Je poursuis avec le mulet poêlé parfumé à la feuille de kaffir, betteraves rôties, laska au crabe et pomme, slaw de fenouil et grenade. M'arrive à nouveau une assiette très bien dressée. Le laska est une forme de curry d'inspiration malaise-indonésienne, ici retravaillée avec du crabe et de la pomme, le rendant savoureux, doux, avec une note iodée très à propos, une création gourmande et riche en saveurs servant de toile de fond au plat. Puis se superposent un mélange de betteraves jaune et rouge, grossièrement tranchées et parfaitement rôties. Au-dessus, un tronçon de poisson délicat parfaitement cuit, d'une grande fraîcheur, un très beau produit. Enfin, si l'on parle souvent de « colslaw », cette salade de chou anglo-saxone blindée de mayo, elle prend des allures délicates et raffinée de fines tranches de fenouil, augmenté de carottes, julienne de pommes et graines de grenades, c'est d'une grande fraîcheur.
Cela paraît sans doute fruste à décrire, mais les saveurs vont diablement bien ensemble pour faire un plat d'un très grand niveau, excitant les papilles, offrant gourmandise, croquant, iodé, doux.


J'ai profité d'un vin élevé en biodynamie avec ce plat, un Chardonnay « Le Casse-Noix » du Languedoc, 2013 offrant du fruit tout en fraîcheur, parfait équilibre entre des saveurs d'agrumes et des notes douces miellées.

Les desserts sont tout aussi fous et difficiles à choisir. Je céderai à la tarte à la courge, gingerbread, crème au citron calamansi, lime iranienne, graines de courges mélasse de courge, grué de cacao au piment. Oui ! Tout ça ! Et fichtre, c'est diaboliquement bon. Une masse délicieuse à la courge, des notes de sel et au franc goût de courge, montée sur du gingerbread croquant de belle qualité, un travail très raffiné avec cette crème aux agrumes d'une grande légèreté surmonte cela. Autour, des graines de courges torréfiées s'étalent sur une petite lichette de mélasse riche en saveurs, très « brute », surmontée de ce grué piquant-croquant-caramélisé. Magnifique !


Avec cela, un Moscati d'Asti « Bricco Quaglia » de la maison « La Spinetta », provenant du Piémont, 2013 tout à fait magnifique, un dessert à lui tout seul.
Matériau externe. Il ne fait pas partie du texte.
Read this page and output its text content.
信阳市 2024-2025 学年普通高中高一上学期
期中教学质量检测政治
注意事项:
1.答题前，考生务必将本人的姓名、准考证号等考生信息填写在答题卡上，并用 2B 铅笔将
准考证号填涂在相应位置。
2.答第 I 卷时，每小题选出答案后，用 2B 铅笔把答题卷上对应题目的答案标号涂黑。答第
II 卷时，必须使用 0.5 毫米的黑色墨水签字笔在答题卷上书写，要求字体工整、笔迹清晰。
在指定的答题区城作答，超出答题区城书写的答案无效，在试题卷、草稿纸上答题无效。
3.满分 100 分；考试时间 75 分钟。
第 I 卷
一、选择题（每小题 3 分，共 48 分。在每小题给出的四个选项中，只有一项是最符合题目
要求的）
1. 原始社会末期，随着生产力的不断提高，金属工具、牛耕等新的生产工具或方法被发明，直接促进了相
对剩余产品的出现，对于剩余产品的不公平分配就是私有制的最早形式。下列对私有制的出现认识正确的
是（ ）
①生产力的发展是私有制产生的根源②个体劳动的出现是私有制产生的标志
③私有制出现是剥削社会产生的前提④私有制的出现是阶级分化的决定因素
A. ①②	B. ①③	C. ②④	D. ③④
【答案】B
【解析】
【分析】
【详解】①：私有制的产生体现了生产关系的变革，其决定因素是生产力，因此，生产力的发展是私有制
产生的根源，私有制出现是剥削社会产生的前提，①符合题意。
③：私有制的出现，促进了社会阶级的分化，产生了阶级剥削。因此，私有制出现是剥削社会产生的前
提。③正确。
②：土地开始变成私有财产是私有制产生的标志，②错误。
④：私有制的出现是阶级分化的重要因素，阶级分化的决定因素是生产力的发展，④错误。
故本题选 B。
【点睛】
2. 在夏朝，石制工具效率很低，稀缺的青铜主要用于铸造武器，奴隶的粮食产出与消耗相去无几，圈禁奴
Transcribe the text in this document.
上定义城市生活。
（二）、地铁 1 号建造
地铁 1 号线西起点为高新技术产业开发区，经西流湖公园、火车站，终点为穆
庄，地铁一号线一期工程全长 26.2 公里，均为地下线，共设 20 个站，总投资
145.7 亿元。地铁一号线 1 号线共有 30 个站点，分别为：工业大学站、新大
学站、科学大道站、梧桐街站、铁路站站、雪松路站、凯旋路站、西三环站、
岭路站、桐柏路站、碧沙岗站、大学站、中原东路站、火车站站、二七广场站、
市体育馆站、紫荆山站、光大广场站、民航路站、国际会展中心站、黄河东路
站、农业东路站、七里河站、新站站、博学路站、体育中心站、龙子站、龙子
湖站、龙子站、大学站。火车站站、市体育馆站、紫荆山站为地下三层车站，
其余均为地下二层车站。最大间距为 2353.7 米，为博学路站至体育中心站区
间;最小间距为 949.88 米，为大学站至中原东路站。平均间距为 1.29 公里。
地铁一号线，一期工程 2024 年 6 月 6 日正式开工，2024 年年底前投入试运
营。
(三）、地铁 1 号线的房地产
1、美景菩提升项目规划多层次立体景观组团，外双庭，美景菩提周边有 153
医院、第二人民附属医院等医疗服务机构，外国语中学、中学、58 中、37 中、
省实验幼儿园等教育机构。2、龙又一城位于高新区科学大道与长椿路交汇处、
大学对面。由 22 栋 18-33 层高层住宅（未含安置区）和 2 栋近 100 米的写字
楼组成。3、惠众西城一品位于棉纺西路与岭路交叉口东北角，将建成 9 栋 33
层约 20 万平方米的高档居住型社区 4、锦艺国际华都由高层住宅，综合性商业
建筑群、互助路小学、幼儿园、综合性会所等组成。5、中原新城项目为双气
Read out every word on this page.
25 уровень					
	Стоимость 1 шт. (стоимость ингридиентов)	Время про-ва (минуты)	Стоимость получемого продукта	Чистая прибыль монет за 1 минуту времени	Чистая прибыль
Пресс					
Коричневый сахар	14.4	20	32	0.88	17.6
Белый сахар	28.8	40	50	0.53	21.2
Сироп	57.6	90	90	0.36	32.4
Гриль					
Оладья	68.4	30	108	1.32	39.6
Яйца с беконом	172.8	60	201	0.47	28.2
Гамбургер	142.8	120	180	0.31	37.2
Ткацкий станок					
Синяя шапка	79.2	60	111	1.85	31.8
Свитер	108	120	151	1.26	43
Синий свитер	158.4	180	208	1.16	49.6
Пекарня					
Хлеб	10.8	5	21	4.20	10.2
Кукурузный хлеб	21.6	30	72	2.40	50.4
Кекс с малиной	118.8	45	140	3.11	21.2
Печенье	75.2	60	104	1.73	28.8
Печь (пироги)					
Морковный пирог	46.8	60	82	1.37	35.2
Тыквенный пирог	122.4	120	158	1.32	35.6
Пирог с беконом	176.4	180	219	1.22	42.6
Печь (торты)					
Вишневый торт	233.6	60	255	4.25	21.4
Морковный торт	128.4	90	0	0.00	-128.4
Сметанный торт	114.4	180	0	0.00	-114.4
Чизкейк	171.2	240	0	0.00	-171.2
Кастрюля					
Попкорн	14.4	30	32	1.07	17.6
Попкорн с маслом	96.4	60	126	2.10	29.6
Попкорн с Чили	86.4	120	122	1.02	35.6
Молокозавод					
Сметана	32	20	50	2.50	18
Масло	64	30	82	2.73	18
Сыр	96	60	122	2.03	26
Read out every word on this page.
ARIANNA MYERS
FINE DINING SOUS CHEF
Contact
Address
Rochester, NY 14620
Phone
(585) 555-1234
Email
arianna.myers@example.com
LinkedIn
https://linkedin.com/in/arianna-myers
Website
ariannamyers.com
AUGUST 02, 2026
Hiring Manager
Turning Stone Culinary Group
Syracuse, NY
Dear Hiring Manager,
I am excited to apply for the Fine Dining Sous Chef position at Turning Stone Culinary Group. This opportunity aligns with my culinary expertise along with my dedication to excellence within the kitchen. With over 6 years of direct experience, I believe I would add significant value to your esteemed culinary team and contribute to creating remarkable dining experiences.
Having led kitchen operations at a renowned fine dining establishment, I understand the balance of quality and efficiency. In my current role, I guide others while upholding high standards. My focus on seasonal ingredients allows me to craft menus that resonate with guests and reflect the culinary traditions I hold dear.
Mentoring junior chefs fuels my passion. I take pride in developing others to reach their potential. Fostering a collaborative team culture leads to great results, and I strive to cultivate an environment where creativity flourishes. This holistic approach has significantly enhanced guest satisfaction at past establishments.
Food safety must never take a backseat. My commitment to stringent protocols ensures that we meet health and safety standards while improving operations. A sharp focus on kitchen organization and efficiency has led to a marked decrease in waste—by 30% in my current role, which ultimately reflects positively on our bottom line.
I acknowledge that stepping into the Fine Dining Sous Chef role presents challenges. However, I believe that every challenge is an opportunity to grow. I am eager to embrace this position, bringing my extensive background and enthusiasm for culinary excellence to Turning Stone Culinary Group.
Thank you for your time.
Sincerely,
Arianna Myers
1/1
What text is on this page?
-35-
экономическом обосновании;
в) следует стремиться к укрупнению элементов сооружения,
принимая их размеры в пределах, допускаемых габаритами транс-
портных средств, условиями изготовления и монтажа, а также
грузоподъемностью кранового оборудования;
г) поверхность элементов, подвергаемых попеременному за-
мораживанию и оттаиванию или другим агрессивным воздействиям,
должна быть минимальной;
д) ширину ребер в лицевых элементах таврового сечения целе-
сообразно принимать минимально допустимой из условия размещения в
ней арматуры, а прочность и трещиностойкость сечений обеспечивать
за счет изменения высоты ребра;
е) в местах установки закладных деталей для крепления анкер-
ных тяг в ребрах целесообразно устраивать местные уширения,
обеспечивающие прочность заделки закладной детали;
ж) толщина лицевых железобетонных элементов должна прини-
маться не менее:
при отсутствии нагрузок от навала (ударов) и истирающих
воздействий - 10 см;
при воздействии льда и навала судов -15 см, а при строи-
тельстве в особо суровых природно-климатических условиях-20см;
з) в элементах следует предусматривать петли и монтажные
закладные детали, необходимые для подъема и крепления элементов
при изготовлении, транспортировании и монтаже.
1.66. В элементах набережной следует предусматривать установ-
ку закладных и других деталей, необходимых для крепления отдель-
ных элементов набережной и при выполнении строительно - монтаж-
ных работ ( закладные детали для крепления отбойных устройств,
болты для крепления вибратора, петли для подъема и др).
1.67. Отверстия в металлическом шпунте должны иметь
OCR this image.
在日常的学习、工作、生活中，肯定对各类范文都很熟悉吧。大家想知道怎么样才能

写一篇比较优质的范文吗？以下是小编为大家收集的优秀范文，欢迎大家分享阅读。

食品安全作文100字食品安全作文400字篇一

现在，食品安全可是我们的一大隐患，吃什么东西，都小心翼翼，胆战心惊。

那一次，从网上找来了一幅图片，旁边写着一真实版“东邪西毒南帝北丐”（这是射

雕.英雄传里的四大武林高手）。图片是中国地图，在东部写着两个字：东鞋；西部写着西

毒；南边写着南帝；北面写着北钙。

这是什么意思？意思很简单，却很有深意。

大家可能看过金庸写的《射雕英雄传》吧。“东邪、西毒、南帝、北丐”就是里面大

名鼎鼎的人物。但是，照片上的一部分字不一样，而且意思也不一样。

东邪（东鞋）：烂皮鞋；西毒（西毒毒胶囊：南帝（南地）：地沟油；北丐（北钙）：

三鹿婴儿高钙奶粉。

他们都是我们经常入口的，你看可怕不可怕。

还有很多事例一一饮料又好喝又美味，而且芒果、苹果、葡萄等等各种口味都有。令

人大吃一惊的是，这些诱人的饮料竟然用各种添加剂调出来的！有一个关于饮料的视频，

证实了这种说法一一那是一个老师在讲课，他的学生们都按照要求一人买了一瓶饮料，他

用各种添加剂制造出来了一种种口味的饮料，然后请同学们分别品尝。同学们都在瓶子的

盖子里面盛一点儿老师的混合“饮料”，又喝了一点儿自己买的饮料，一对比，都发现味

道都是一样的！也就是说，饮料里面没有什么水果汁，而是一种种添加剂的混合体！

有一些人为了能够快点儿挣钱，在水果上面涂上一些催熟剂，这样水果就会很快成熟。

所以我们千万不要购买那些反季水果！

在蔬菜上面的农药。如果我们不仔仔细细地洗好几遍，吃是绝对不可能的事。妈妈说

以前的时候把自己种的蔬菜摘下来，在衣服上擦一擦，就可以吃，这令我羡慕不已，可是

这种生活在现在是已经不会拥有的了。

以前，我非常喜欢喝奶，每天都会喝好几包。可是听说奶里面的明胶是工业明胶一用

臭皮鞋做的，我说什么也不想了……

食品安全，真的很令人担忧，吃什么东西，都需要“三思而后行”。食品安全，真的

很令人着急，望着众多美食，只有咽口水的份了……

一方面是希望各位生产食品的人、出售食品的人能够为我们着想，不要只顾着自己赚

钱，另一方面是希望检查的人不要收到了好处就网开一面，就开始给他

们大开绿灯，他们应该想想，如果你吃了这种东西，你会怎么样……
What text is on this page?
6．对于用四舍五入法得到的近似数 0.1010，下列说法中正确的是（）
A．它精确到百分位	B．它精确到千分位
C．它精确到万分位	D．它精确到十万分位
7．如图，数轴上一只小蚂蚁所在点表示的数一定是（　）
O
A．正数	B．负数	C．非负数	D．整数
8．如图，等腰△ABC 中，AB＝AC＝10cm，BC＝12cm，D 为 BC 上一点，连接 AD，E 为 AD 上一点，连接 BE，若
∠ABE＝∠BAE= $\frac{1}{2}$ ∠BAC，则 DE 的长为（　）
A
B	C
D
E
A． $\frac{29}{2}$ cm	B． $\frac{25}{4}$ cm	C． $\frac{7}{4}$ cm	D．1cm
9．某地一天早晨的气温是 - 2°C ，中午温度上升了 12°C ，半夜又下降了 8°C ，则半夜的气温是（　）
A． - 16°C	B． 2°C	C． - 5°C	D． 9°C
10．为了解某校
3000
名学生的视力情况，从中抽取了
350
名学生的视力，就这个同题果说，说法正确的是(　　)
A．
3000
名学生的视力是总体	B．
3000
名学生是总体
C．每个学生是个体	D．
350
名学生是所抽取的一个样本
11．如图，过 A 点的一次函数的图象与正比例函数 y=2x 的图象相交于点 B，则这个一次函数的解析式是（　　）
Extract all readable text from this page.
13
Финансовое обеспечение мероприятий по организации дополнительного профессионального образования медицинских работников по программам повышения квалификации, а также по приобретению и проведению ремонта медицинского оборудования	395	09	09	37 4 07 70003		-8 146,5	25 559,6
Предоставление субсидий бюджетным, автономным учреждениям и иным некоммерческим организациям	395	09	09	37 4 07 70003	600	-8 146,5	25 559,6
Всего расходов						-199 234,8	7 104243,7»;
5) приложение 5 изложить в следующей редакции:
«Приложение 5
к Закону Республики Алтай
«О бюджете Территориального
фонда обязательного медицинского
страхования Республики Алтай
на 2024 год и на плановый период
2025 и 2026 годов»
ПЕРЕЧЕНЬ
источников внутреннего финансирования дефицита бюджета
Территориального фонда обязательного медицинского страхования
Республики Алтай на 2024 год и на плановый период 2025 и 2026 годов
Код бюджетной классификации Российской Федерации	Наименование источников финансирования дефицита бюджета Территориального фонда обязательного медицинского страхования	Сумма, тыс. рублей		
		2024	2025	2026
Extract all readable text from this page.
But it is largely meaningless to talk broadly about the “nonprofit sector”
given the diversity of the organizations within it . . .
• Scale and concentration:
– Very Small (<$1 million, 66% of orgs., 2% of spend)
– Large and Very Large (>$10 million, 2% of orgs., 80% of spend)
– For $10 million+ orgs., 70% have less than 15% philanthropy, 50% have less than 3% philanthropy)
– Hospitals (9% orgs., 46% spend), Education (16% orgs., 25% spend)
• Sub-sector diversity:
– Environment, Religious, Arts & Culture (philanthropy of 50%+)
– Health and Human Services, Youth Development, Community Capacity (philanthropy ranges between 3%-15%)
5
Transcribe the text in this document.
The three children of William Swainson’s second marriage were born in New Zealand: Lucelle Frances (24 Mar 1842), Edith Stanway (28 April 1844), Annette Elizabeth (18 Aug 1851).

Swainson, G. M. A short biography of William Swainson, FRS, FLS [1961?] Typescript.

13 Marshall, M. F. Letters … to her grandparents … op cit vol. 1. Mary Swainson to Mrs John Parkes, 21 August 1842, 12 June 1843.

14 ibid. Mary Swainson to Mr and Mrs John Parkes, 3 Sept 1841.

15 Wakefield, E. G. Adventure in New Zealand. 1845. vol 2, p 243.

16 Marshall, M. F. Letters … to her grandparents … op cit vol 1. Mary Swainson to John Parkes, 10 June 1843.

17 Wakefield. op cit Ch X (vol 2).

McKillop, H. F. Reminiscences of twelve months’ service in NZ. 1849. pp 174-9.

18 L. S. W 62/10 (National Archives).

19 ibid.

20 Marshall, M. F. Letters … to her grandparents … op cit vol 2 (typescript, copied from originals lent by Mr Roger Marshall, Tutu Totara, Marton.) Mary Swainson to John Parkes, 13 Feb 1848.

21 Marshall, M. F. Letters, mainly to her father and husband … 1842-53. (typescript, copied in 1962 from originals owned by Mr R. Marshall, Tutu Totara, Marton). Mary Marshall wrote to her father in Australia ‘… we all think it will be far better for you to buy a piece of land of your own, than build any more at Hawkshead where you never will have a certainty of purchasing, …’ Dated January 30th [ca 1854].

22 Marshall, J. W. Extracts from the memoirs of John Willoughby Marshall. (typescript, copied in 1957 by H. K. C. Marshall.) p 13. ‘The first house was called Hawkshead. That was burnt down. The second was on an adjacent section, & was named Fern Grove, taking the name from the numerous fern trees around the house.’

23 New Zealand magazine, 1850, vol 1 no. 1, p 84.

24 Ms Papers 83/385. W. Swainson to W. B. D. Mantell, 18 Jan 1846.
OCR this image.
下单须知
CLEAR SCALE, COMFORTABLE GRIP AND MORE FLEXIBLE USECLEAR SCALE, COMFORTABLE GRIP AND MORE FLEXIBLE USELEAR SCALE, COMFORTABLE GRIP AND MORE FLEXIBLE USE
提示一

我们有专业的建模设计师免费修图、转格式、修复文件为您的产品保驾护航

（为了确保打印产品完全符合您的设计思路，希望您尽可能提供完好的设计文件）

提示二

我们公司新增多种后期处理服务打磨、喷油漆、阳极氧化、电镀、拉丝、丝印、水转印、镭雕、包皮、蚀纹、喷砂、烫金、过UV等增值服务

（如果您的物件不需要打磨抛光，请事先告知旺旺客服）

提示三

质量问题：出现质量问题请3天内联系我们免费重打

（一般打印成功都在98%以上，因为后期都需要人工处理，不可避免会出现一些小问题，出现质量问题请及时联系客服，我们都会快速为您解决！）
On l'aura remarqué, j'ai un peu abusé ce soir, et cela se remarque sur l'addition qui s'élèvera à 75.93£.

Mais que cela en valait la peine de découvrir ce lieu unique, atypique, cette cuisine folle, créative et exécutée à la perfection, cette équipe humaine et sympathique. Un lieu à découvrir !

The Modern Pantry
47-48 St John’s Square
Clerkenwell, London, EC1V 4JJ
Grande-Bretagne

lundi 12 janvier 2015

Chakra, Londres


Il est connu de tout un chacun que les histoires anglaise et indienne possèdent une bonne part de sentiers communs.
Comme témoin moderne (entre autre) de cette relation de longue date, le nombre de ressortissants de populations indiennes ou encore pakistanaise notamment se trouvant en Grande-Bretagne avec pour destination favorite Londres dans laquelle ils s'adonnent à toutes les activités mais où ils ont su importer leurs traditions culinaires (au pluriel, oui), couleurs, parfums. Cela devient du coup presque anathème de de ne pas aller (re-)découvrir cette cuisine lors d'un séjour londonien, sa tradition, ses saveurs.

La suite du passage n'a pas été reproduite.